The script utilizes regular expressions, requests library, and BeautifulSoup to scrape a webpage, extract phone numbers, and display corresponding names and addresses.

In [2]:
import re
import requests
from bs4 import BeautifulSoup

The function scrapes a webpage, extracts information such as names, contact numbers, and addresses from a telephone directory table, and prints each entry along with its corresponding details, including phone numbers, using regular expressions.

The re module in Python provides support for working with regular expressions, allowing users to search for patterns within strings, perform substitutions, and more. In the provided script, re.compile() is used to create a regular expression pattern that matches phone numbers with various formats such as "123-456-7890", "123 456 7890", "123.456.7890", etc.

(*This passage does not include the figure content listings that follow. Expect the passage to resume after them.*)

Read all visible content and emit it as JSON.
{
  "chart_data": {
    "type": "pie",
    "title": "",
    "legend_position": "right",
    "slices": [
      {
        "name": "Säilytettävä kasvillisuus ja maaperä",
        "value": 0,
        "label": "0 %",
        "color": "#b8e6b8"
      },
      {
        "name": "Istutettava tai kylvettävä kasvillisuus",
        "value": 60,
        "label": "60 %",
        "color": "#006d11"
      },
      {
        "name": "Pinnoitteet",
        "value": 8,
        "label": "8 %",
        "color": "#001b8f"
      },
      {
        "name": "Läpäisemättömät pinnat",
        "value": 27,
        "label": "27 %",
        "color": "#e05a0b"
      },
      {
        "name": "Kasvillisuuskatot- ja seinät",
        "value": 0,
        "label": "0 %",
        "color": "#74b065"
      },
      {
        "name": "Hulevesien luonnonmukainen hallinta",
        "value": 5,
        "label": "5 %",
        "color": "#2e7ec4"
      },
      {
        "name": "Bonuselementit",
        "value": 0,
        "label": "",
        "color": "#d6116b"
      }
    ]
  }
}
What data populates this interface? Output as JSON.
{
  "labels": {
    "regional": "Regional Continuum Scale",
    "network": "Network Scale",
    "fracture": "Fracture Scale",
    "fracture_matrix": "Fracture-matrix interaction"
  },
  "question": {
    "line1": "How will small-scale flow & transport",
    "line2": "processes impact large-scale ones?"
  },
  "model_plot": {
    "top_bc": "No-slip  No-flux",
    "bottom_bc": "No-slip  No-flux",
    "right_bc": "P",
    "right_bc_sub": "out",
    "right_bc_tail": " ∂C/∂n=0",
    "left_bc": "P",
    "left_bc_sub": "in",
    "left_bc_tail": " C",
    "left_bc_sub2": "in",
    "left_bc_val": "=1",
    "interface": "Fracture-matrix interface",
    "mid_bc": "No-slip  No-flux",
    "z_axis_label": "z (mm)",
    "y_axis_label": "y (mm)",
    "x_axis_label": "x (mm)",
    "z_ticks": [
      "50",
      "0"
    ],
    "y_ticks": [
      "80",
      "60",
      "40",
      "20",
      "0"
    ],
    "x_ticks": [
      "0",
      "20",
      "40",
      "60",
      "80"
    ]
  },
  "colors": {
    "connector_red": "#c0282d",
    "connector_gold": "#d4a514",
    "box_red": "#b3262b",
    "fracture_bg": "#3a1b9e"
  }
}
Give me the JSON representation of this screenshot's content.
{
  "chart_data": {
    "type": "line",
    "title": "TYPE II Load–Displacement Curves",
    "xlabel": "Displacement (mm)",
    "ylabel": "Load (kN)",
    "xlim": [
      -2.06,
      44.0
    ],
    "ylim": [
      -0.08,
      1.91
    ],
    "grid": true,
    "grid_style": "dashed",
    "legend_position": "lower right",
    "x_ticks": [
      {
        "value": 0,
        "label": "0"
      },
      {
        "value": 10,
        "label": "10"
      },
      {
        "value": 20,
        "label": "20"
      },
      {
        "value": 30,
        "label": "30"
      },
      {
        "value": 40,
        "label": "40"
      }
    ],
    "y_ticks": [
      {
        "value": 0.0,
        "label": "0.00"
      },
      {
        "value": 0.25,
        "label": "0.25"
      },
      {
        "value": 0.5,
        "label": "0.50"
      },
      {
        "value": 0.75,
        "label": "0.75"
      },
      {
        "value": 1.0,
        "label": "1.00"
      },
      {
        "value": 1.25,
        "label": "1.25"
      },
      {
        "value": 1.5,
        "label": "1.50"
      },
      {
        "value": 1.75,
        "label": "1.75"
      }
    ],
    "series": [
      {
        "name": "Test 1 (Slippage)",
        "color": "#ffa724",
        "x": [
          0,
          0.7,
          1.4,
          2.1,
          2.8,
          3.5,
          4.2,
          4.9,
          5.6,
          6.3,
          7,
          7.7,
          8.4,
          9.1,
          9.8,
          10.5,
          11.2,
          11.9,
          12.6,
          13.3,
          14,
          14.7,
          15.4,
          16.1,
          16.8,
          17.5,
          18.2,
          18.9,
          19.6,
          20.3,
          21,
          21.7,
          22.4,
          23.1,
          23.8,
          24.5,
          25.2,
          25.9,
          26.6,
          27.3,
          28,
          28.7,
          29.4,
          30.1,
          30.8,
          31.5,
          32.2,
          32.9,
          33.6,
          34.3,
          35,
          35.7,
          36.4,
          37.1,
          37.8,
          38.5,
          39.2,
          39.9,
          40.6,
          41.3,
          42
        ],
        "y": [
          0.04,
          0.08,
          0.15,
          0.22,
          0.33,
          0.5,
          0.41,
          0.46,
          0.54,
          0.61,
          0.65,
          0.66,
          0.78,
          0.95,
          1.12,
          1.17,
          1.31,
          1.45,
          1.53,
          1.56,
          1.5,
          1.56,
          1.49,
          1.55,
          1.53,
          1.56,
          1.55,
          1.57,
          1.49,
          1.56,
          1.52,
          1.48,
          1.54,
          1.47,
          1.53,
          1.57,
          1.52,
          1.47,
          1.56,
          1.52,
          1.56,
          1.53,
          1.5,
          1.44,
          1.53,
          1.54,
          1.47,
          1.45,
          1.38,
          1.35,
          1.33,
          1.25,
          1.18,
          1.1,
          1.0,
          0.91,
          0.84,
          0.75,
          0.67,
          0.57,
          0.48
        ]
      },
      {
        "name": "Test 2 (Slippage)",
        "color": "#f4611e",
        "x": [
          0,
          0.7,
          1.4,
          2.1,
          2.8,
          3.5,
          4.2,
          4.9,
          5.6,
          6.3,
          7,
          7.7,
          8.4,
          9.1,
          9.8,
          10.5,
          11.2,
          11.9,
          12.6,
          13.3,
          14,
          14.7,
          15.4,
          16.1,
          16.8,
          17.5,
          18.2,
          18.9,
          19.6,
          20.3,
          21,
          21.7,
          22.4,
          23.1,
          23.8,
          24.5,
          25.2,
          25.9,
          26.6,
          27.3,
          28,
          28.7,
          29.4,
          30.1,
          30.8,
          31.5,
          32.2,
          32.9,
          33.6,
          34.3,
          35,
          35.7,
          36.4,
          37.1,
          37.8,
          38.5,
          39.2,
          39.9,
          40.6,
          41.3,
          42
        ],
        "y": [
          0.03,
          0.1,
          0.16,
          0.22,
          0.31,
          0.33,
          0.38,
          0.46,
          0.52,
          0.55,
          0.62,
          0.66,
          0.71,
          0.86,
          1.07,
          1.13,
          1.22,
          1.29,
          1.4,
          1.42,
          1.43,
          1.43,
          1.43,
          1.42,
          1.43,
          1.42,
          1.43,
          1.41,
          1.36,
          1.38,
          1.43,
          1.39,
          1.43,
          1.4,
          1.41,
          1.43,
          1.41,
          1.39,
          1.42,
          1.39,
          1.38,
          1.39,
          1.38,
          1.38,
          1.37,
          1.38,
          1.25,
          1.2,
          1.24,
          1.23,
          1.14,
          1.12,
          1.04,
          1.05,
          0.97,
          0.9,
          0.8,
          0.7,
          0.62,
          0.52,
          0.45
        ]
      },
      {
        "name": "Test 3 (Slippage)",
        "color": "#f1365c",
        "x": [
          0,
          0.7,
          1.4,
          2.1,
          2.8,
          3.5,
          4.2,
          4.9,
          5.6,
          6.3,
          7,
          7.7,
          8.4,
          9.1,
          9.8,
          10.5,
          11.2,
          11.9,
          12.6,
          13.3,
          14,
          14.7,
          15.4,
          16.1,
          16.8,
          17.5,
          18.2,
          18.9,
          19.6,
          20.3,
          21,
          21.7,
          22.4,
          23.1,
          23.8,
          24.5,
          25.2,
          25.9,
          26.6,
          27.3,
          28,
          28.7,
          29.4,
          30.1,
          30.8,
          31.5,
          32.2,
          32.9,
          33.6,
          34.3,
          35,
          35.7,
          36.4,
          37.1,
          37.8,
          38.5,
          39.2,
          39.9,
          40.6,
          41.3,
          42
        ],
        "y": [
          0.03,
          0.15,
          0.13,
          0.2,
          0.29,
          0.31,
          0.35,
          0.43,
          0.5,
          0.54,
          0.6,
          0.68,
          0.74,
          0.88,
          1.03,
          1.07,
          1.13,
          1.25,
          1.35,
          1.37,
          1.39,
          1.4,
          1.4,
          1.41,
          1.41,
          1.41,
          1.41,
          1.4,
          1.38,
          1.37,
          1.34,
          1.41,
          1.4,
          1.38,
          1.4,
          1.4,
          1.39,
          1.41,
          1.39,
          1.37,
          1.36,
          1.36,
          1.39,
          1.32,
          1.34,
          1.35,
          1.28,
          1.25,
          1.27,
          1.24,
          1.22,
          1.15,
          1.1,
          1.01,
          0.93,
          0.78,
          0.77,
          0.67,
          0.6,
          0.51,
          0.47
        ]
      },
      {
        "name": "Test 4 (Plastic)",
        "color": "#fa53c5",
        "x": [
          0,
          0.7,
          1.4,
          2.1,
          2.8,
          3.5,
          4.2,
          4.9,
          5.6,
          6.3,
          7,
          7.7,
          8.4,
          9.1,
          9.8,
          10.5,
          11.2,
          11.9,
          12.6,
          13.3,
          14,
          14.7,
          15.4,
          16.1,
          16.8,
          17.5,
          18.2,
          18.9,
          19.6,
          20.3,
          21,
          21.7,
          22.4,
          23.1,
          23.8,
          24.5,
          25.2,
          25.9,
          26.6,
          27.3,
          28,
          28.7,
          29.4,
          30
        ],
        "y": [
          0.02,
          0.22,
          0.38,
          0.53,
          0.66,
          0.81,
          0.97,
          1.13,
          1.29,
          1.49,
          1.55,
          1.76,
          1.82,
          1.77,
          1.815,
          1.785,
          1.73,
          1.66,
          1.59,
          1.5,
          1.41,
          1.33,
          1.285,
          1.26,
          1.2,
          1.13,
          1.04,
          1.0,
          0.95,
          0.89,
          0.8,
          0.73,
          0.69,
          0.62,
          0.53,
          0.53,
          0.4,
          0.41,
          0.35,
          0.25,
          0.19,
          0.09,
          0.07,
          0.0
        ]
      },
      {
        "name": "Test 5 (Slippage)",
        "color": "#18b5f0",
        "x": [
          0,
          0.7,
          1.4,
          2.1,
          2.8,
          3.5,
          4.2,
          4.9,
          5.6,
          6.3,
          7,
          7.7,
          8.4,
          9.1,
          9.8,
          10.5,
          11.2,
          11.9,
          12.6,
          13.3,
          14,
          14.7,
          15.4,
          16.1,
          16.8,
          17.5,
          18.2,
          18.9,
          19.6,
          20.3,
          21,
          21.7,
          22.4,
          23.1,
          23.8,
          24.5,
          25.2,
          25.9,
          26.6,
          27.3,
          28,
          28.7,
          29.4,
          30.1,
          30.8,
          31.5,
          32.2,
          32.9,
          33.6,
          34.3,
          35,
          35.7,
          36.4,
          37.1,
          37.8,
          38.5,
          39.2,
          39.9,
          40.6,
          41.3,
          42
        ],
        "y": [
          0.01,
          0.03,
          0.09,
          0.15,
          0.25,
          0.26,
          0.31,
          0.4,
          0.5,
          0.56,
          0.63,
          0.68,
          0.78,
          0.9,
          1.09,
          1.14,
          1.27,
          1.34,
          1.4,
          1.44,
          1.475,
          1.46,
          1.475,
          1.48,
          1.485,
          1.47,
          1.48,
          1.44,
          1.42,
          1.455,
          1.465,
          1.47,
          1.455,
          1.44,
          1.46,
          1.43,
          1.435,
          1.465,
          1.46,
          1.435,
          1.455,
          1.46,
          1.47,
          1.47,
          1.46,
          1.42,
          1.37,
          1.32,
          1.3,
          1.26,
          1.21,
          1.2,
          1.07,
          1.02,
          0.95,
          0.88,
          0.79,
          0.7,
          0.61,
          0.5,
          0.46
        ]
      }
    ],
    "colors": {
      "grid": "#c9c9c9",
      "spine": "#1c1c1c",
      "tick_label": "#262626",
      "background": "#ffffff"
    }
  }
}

This pattern is then applied to the contact number field to extract phone numbers from each entry in the telephone directory.

In [3]:
def scrape_telephone_directory(url):
    # Send a GET request to the URL
    response = requests.get(url)
    
    # Check if the request was successful (status code 200)
    if response.status_code == 200:
        # Parse the HTML content
        soup = BeautifulSoup(response.content, 'html.parser')
        
        # Find all <tr> tags within the table
        rows = soup.find_all('tr')
        
        # Define a regular expression pattern for phone numbers
        phone_number_pattern = re.compile(r'\b\d{3}[-.\s]?\d{3}[-.\s]?\d{4}\b')
        
        # Loop through each row and extract data
        for row in rows:
            # Find all <td> tags within the row
            columns = row.find_all('td')
            # Check if there are exactly three columns (name, contact number, address)
            if len(columns) == 3:
                # Extract name, contact number, and address
                name = columns[0].text.strip()
                contact_number = columns[1].text.strip()
                address = columns[2].text.strip()
                # Find all phone numbers in the contact number field
                phone_numbers = phone_number_pattern.findall(contact_number)
                # Print or save the extracted data
                for phone_number in phone_numbers:
                    print("Name:", name)
                    print("Contact Number:", phone_number)
                    print("Address:", address)
                    print("------------")
    else:
        print("Failed to retrieve the webpage.")


This block of code ensures that the scrape_telephone_directory function is executed only when the script is run directly, setting the URL of the webpage to scrape and calling the function with that URL.

In [4]:
if __name__ == "__main__":
    url = "https://ictadministration.gov.pk/telephone-directory/"
    scrape_telephone_directory(url)


Name: Chief Commissioner Office
Contact Number: 051-9108312
Address: ICT Administration Complex, Mauve Area, G-11/4, Islamabad
------------
Name: Islamabad Police
Contact Number: 051-9258371
Address: Police Lines Headquarters, H-11, Islamabad
------------
Name: Deputy Commissioner Office
Contact Number: 051-9108108
Address: ICT Administration Complex, Mauve Area, G-11/4, Islamabad
------------
Name: Deputy Commissioner Office
Contact Number: 051-9108109
Address: ICT Administration Complex, Mauve Area, G-11/4, Islamabad
------------
Name: Revenue Department
Contact Number: 051-9262372
Address: Plot No. 65, Near Honda Workshop, I-10/3, Islamabad
------------
Name: Labour Department
Contact Number: 051-9108397
Address: ICT Agriculture Complex, Mauve Area, G-11/4, Islamabad
------------
Name: Cooperative Societies Department
Contact Number: 051-9261239
Address: F-8 Markaz, Islamabad
------------
Name: Civil Defense Department
Contact Number: 051-9160778
Address: F-8 Markaz, Islamabad
-----

This Python code defines a function named scrape_telephone_directory that retrieves the HTML content of a webpage specified by the URL parameter using the requests library. It then parses the HTML content using BeautifulSoup, searching for all <tr> tags representing rows in a table. Within each row, it extracts data such as name, contact number, and address, utilizing a regular expression pattern to find phone numbers. For each entry, it prints the name, contact number, and address, along with the corresponding phone numbers found in the contact number field. The if __name__ == "__main__": block ensures that the function is executed only when the script is run directly, setting the URL of the webpage to scrape and calling the scrape_telephone_directory function with that URL.